You just heard those three little words no one wants to hear: “you have cancer.” Your mind is swimming with thoughts, and simultaneously numb. So much information. Heaps of opinions – many conflicting. Where do you focus? Who do you trust? Where do you begin?
Looking back on the beginning of my journey, I was an inch deep and a mile wide on all things cancer. Trying so hard to know everything there was about treatment options, prognosis percentages, clean eating and living, clinical trials, surgery outcomes, side effects … I could go on forever. Luckily, I had an incredible support system that showered me with information they had learned from their own cancer treatment or the treatment of a loved one. That information led to me being here today – something that wasn’t always a given.
To pay my good fortune forward, I’ve identified three buckets I think all those who are newly diagnosed should dig into. If that feels too overwhelming, the most important of them is seeking a second opinion from a research hospital, ideally one that specializes in cancer.
1. Do Your Research
A fresh diagnosis means information overload: appointments, timelines, treatments, a myriad of doctors, and googling galore. It feels like drinking from a fire hose, because it is. But! I cannot stress enough the importance of doing your research. What exactly do I mean? I mean get specific fast.
- Identify your exact cancer and the most effective current treatments. Are there any promising trials? Do a combination of drugs or different doses make a meaningful impact?
- Seek a second opinion from an oncologist or facility that specializes in your cancer - ideally a research hospital. You want a doctor who sees your type of cancer several times a day, not once a week or once a month. They will be more familiar with specifics, treatment options, and have their finger on the pulse of any cutting edge technology or treatment.
- Identify a survivor and reach out. Finding someone who has had your diagnosis and is now healed and thriving is incredibly motivating. They have been where you are and can shed light, love and share information. Search Google, Instagram, Facebook and Do Cancer’s Survivor Story collection to find a survivor.
2. Fuel & Prepare Your Body For The Battle
Your body is about to fight for you really hard, so why not give it a leg up? This will mean something different for everyone, but I’ve included a few ideas to get you started:
- Eat from the earth as much as possible! After a tough diagnosis, it’s tempting to reach for fast, comfort food (like carbs and sugar). Those foods tend to cause inflammation and that is the last thing you want.
- Hydrate. Drink plenty of water! Think an ounce per every pound you weigh, per day. Not only does it help flush out toxins, regulate your blood pressure and keep your joints lubricated, it also improves vein health – making it easier for IV placement when receiving treatment.
- Sleep! Our bodies are only able to heal when we sleep. It’s how our cells repair and regenerate themselves, how we build immunity, and how we fight disease. Allow your body to get lots and lots of deep, uninterrupted sleep. Nap when you can.
- Move. Gentle movement is a GREAT way to reduce your chance of recurrence and to remind your body of all that it is capable of. Walking, yoga, pilates, stretching, light weights, tai chi – these are all great options to engage your muscles, lessen your side effects and speed up recovery time.
- Seek supportive body healing.

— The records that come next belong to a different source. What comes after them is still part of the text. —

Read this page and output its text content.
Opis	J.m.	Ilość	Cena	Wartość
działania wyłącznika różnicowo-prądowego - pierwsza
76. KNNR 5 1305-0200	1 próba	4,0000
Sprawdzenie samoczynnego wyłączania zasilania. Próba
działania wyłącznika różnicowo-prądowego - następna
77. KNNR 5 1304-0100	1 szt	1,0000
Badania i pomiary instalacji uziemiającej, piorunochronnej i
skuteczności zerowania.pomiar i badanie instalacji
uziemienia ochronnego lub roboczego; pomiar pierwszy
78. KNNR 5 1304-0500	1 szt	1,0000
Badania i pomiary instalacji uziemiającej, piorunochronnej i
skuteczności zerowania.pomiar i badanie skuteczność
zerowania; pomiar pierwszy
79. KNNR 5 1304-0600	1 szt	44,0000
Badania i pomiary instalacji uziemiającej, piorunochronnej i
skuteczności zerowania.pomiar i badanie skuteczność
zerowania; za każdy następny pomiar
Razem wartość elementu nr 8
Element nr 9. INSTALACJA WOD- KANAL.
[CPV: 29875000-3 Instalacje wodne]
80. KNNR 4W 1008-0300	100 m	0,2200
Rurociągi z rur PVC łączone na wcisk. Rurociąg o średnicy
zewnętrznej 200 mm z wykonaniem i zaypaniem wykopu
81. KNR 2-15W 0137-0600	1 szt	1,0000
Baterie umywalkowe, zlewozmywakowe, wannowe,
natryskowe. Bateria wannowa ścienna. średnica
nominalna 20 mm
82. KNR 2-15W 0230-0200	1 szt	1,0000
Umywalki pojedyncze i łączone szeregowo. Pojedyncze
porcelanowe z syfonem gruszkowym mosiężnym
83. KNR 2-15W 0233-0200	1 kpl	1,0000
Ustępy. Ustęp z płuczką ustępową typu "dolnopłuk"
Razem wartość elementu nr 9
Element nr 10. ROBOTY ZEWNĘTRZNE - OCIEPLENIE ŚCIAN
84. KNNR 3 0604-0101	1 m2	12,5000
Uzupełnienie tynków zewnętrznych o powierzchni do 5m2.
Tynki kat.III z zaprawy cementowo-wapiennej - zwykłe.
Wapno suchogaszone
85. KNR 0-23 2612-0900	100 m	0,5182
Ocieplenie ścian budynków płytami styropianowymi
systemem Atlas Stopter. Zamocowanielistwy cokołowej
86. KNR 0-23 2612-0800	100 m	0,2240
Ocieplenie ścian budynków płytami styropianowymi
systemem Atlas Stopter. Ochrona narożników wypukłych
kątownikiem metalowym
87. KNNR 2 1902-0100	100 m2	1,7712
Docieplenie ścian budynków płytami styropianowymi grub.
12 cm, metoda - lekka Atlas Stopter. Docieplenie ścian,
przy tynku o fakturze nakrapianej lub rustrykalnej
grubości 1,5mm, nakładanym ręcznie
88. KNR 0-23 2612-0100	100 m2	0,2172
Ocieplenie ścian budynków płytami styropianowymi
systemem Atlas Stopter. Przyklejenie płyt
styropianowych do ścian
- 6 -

The benefits of acupuncture, massage, sound baths, infrared sauna, cold plunge and physical therapy are proven to reduce treatment side effects, reduce opioid dependency and promote healing. While the efficacy is not the same for everyone, the benefits are worth the effort. Try a few and see what works for your body. Read our articles and explore our Directory for resources on whole-body healing ideas and modalities.

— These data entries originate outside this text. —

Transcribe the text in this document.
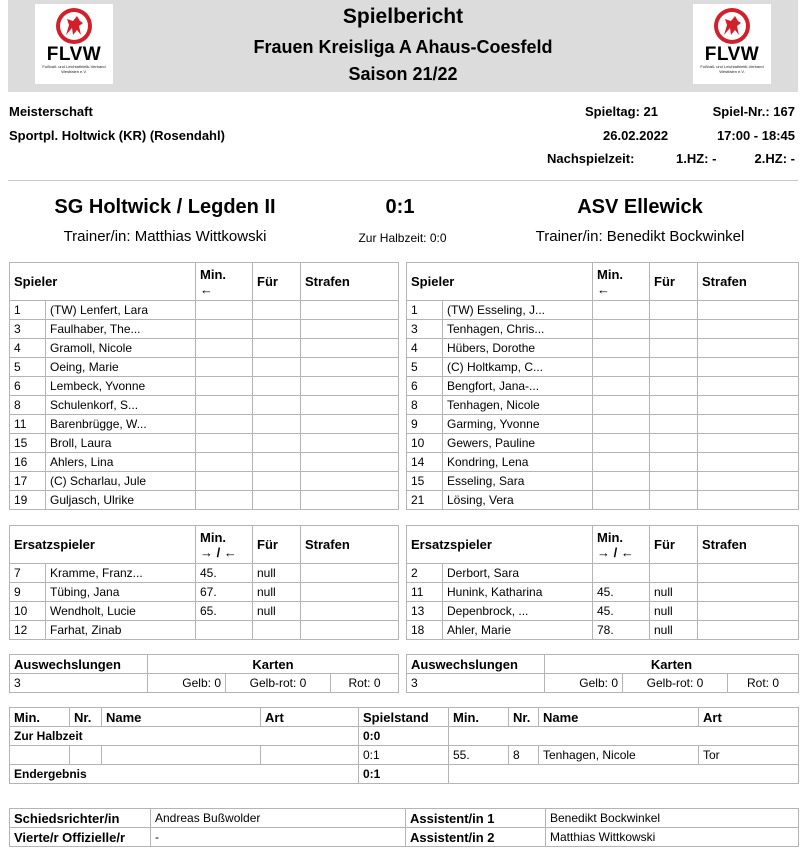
FLVW
Fußball- und Leichtathletik-Verband Westfalen e.V.
FLVW
Fußball- und Leichtathletik-Verband Westfalen e.V.
Spielbericht
Frauen Kreisliga A Ahaus-Coesfeld
Saison 21/22
Meisterschaft
Sportpl. Holtwick (KR) (Rosendahl)
Spieltag: 21	Spiel-Nr.: 167
26.02.2022	17:00 - 18:45
Nachspielzeit:	1.HZ: -	2.HZ: -
SG Holtwick / Legden II	0:1	ASV Ellewick
Trainer/in: Matthias Wittkowski	Zur Halbzeit: 0:0	Trainer/in: Benedikt Bockwinkel
Spieler		Min.
←	Für	Strafen
1	(TW) Lenfert, Lara			
3	Faulhaber, The...			
4	Gramoll, Nicole			
5	Oeing, Marie			
6	Lembeck, Yvonne			
8	Schulenkorf, S...			
11	Barenbrügge, W...			
15	Broll, Laura			
16	Ahlers, Lina			
17	(C) Scharlau, Jule			
19	Guljasch, Ulrike			
Spieler		Min.
←	Für	Strafen
1	(TW) Esseling, J...			
3	Tenhagen, Chris...			
4	Hübers, Dorothe			
5	(C) Holtkamp, C...			
6	Bengfort, Jana-...			
8	Tenhagen, Nicole			
9	Garming, Yvonne			
10	Gewers, Pauline			
14	Kondring, Lena			
15	Esseling, Sara			
21	Lösing, Vera			
Ersatzspieler		Min.
→ / ←	Für	Strafen
7	Kramme, Franz...	45.	null	
9	Tübing, Jana	67.	null	
10	Wendholt, Lucie	65.	null	
12	Farhat, Zinab			
Ersatzspieler		Min.
→ / ←	Für	Strafen
2	Derbort, Sara			
11	Hunink, Katharina	45.	null	
13	Depenbrock, ...	45.	null	
18	Ahler, Marie	78.	null	
Auswechslungen	Karten		
3	Gelb: 0	Gelb-rot: 0	Rot: 0
Auswechslungen	Karten		
3	Gelb: 0	Gelb-rot: 0	Rot: 0
Min.	Nr.	Name	Art	Spielstand	Min.	Nr.	Name	Art
Zur Halbzeit				0:0				
				0:1	55.	8	Tenhagen, Nicole	Tor
Endergebnis				0:1				
Schiedsrichter/in	Andreas Bußwolder	Assistent/in 1	Benedikt Bockwinkel
Vierte/r Offizielle/r	-	Assistent/in 2	Matthias Wittkowski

3. Set Yourself Up for Psychological Success
Right after my diagnosis, someone told me cancer was a mental battle, not a physical one. I thought they were insane, but man, were they right! Set yourself up for mental and emotional success by:
- Surround yourself with positive situations and people. Your mind might be going to some pretty dark places after a diagnosis, that’s why it’s important to remind it of all the wonderful things around you. Help your brain find the joy in life by:
Eliminating upsetting content: movies, songs, books, tv shows, social media, etc.
Stepping away from toxic people and situations. Any easy test for this is “how do I feel after I interact with X?” If the answer is tired, confused, drained, it’s time for a break.

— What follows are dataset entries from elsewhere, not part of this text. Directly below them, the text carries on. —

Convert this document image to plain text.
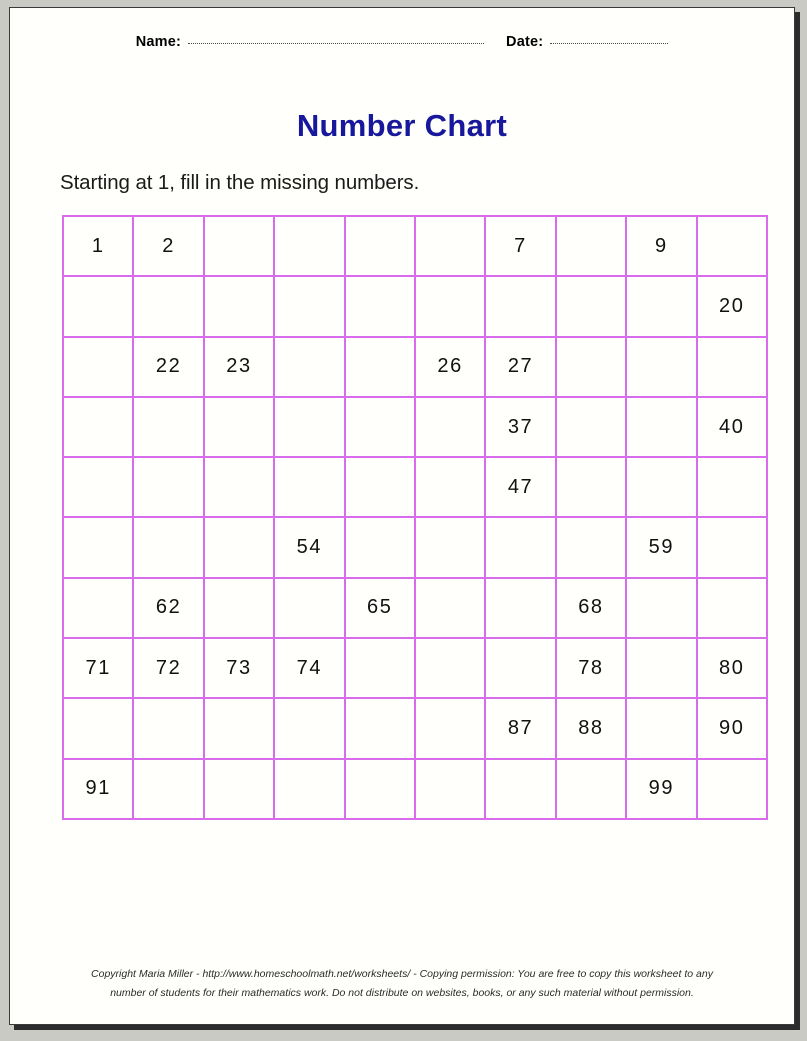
Name:	Date:
Number Chart
Starting at 1, fill in the missing numbers.
1	2					7		9	
									20
	22	23			26	27			
						37			40
						47			
			54					59	
	62			65			68		
71	72	73	74				78		80
						87	88		90
91								99	
Copyright Maria Miller - http://www.homeschoolmath.net/worksheets/ - Copying permission: You are free to copy this worksheet to any
number of students for their mathematics work. Do not distribute on websites, books, or any such material without permission.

Finding your happiness bubble: Enjoy long walks? Take one every day. Love fresh flowers? Get one every week. Like Christmas songs? Play them in July! Do whatever works for you - no shame!
- Talk to a cancer therapist. I had never been to a therapist until I had cancer and I’m so glad I did. There are therapists who specialize in cancer and counsel people with it everyday. My therapist was a survivor herself. It made such a difference to talk to someone openly and honestly about your fears and frustrations, and get constructive advice to help you cope. You can even find remote therapists who will do virtual sessions, somewhere you can remain anonymous. I cannot recommend therapy enough! It’s a tough path - don’t go it alone.
- Find your mantra and live by it. Your mind is a very powerful thing. Identify what motivates you, who you want to be, or how you want to feel and engrain those words into your thoughts and actions. My friend has a wonderful mantra that I have adopted and repeated throughout the day during treatment. Feel free to borrow it as well:
I am happy. I am healthy. I am loved. I am grateful. I am healed.